Use the program that I have provided (or build it from the source code) to examine the convergence rates of several Krylov methods.  Select a 129x129 array of volumes for the conduction problem, and plot the logarithm of the maximum residual vs.iteration number for the 3 Krylov methods, and the SOR.   You should tell the program not to generate a direct solution.  Accept the default response to questions on the level of incomplete factorization and the number of iterations before restart of GMRES.  Compare run times with those you got for a similar conduction problem with the best combination of options in the MultiGrid program mgsor. Note that comparison of residuals from the MultiGrid and Krylov solvers is a bit like comparing apples and oranges, because the matrices are different as are the forms of the residual used in convergence tests.  I tryed to account for these differences when setting the convergence criteria in the two programs.

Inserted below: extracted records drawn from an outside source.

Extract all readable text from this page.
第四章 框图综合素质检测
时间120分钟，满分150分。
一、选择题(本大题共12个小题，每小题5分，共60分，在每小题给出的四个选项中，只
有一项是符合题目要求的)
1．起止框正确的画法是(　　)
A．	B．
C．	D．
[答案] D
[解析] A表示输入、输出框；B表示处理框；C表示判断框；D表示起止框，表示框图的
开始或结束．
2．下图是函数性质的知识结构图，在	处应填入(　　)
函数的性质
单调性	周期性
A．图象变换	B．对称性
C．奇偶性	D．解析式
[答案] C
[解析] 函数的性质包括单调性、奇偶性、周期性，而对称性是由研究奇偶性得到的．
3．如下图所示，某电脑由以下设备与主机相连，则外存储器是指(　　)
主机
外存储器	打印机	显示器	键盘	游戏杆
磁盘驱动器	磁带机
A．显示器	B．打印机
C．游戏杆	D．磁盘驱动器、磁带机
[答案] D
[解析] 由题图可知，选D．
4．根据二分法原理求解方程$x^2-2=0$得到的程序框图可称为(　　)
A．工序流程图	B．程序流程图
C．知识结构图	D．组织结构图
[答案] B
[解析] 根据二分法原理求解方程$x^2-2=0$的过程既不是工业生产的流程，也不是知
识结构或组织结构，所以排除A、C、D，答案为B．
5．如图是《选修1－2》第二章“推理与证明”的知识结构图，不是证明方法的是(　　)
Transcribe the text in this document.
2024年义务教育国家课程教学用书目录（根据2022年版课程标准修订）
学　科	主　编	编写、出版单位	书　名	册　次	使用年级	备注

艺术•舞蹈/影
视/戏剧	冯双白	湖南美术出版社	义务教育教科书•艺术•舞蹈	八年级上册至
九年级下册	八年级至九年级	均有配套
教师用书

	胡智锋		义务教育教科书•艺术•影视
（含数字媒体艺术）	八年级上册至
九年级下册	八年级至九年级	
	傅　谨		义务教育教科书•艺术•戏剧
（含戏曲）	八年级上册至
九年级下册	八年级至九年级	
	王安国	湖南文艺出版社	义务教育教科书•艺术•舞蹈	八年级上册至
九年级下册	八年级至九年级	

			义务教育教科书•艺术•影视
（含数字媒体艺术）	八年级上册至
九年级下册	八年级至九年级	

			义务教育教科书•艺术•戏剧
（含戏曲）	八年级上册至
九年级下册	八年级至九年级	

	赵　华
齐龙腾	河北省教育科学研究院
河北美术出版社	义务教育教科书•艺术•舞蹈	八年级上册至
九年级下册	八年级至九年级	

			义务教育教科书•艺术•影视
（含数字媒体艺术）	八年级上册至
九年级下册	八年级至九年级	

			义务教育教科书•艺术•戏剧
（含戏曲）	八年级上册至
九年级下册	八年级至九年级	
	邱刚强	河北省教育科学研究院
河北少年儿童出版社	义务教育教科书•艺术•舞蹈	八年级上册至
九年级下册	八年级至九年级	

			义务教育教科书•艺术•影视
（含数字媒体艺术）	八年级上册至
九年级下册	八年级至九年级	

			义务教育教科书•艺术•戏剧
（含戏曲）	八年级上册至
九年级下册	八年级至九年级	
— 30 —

Run all methods 5 times to get a feeling for the range of run times.  Construct a table listing the method name, the minimum execution time in your 5 runs, and the difference between maximum and minimum execution times.  Order your table from low to high execution time.  Try to make your computer runs  with as few other applications active as possible.

Part B

Use the program that I have provided (or build it from the source code) to look at behavior of direct solution for non-diagonally dominant matrices.  Plot the log of maximum absolute error vs. coefficient below the diagonal for  100 equations and coefficient values from 0.0 to 3.0 in increments of 0.2.  Plot the maximum residual for the same set of coefficients.  Aside from incorrect answers, what do you see in the results that should disturb you.